Supermarket operator Supervalu Inc. reported better-than-expected earnings and issued a full-year profit forecast above Wall Street's view, sending its shares up more than 12 percent in early trading.
Expectations were very low ahead of the quarterly report from Supervalu, which has been losing market share to Wal-Mart Stores Inc., Kroger Co. and others and grappling with a large debt load.
The jump in Supervalu shares appeared to be a classic short squeeze, with those who bet against the stock scrambling to cover their positions. Short-sellers have piled into Supervalu, making it the third most shorted stock on the S&P 500 after GameStop Corp. and Sears Holdings Corp. Almost 43 percent of Supervalu's shares outstanding are being held short, according to Data Explorers.
Supervalu "still has a long way to go in executing its turnaround, but for today at least, we believe the stock should clearly benefit from what has been a perfect storm for an epic short squeeze," Cantor Fitzgerald analyst Ajay Jain said in a client note.
Shares of Supervalu, the third-largest U.S. supermarket operator, were up 12.6 percent at $5.99 in early trading on the New York Stock Exchange.
'BETTER THAN FEARED'
The Minneapolis-based owner of grocery chains such as Jewel-Osco, Albertsons and Save-A-Lot has issued a string of disappointing earnings results, and Tuesday's results did little to convince analysts that a promised turnaround had yet taken hold.
"The only way you can really characterize this is 'better than feared,'" Susquehanna Financial Group analyst Bob Summers said of Supervalu's fourth-quarter results.
"I don't think this quarter is an 'aha' moment to say they've turned," he said.
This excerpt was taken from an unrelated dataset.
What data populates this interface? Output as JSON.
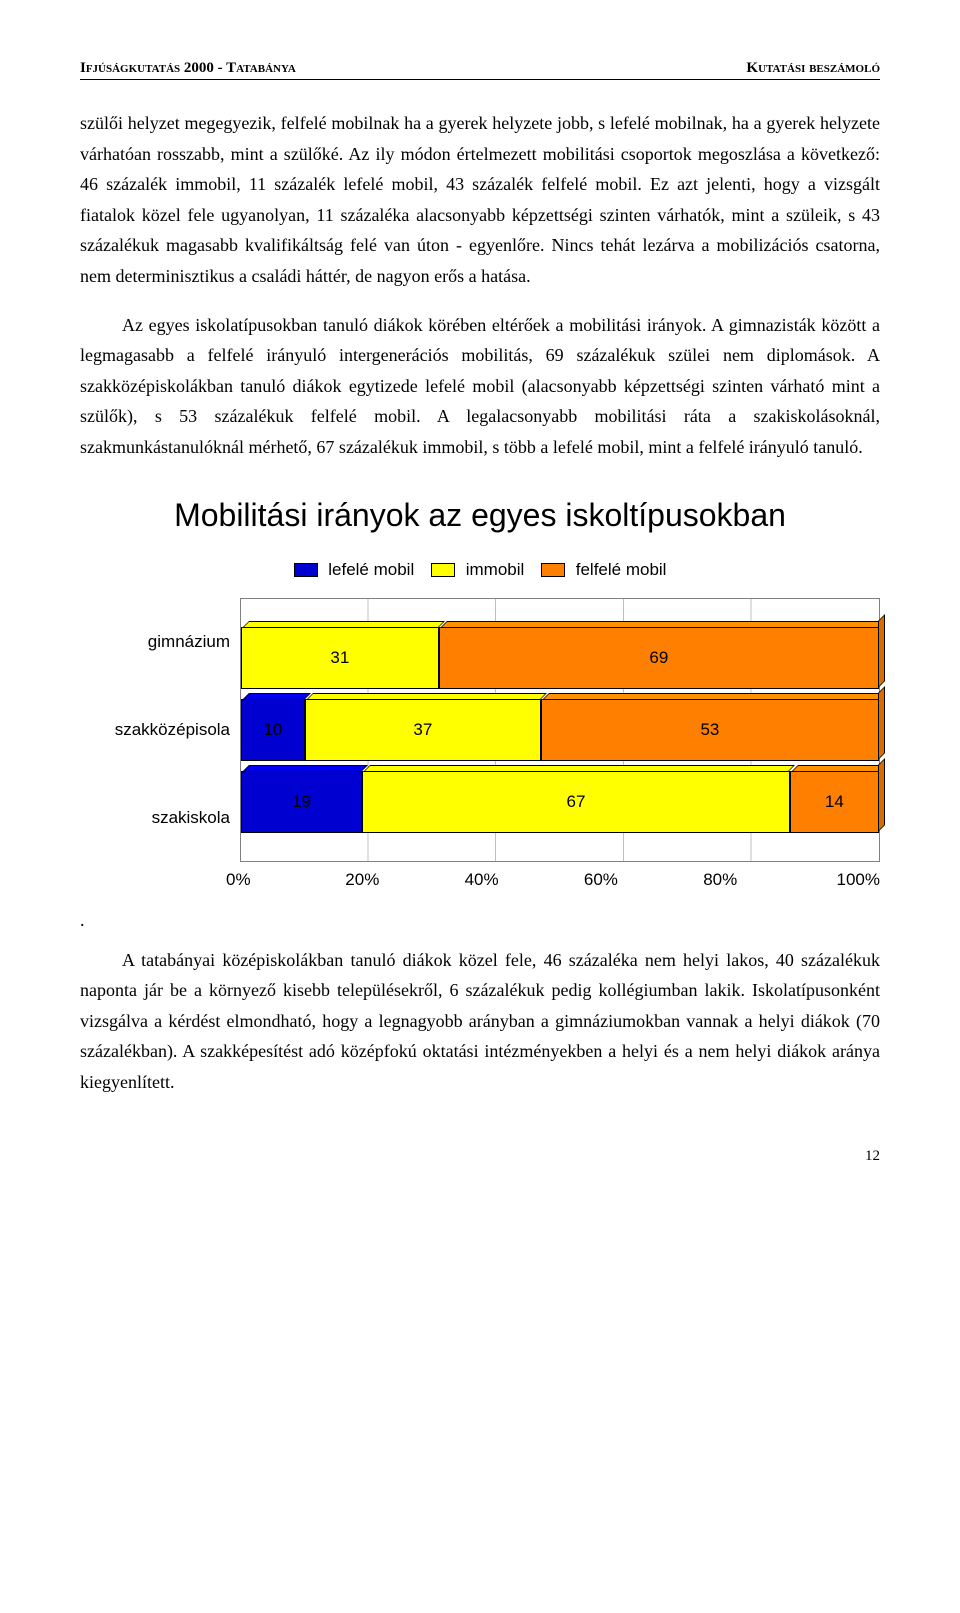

Supervalu reported a net loss of $424 million, or $2 per share, for the fiscal fourth quarter ended Feb. 25, including asset impairment charges and costs related to previously announced layoffs.
That compares with a year-earlier profit of $95 million, or 44 cents per share.
Excluding one-time items, Supervalu earned 38 cents per share, topping analyst' average forecast of 35 cents, according to Thomson Reuters I/B/E/S.
Net sales fell 5 percent to $8.23 billion, below analysts' average forecast of $8.31 billion.
Identical-store sales excluding fuel fell 1.9 percent, less than the roughly 3 percent drop analysts expected. Supervalu's identical-store sales, a key performance measure, show results from supermarkets operating for four full quarters, including store expansions and excluding fuel sales.
Gross profit margin for the fourth quarter fell to 22.8 percent of net sales from 22.3 percent due to price-lowering efforts, higher advertising expenses and other factors.
Supervalu is working to get its everyday pricing as low as bigger players, including Kroger, Safeway Inc and Wal-Mart, amid fierce competition and higher food costs.
At the same time, it has been paying off debt from its $12.4 billion acquisition of more than 1,100 Albertsons stores in 2006. That burden has hampered Supervalu's ability to compete more aggressively and stand out from rivals.
The company forecast fiscal 2013 earnings per share of $1.27 to $1.42, above Wall Street's average estimate of $1.19.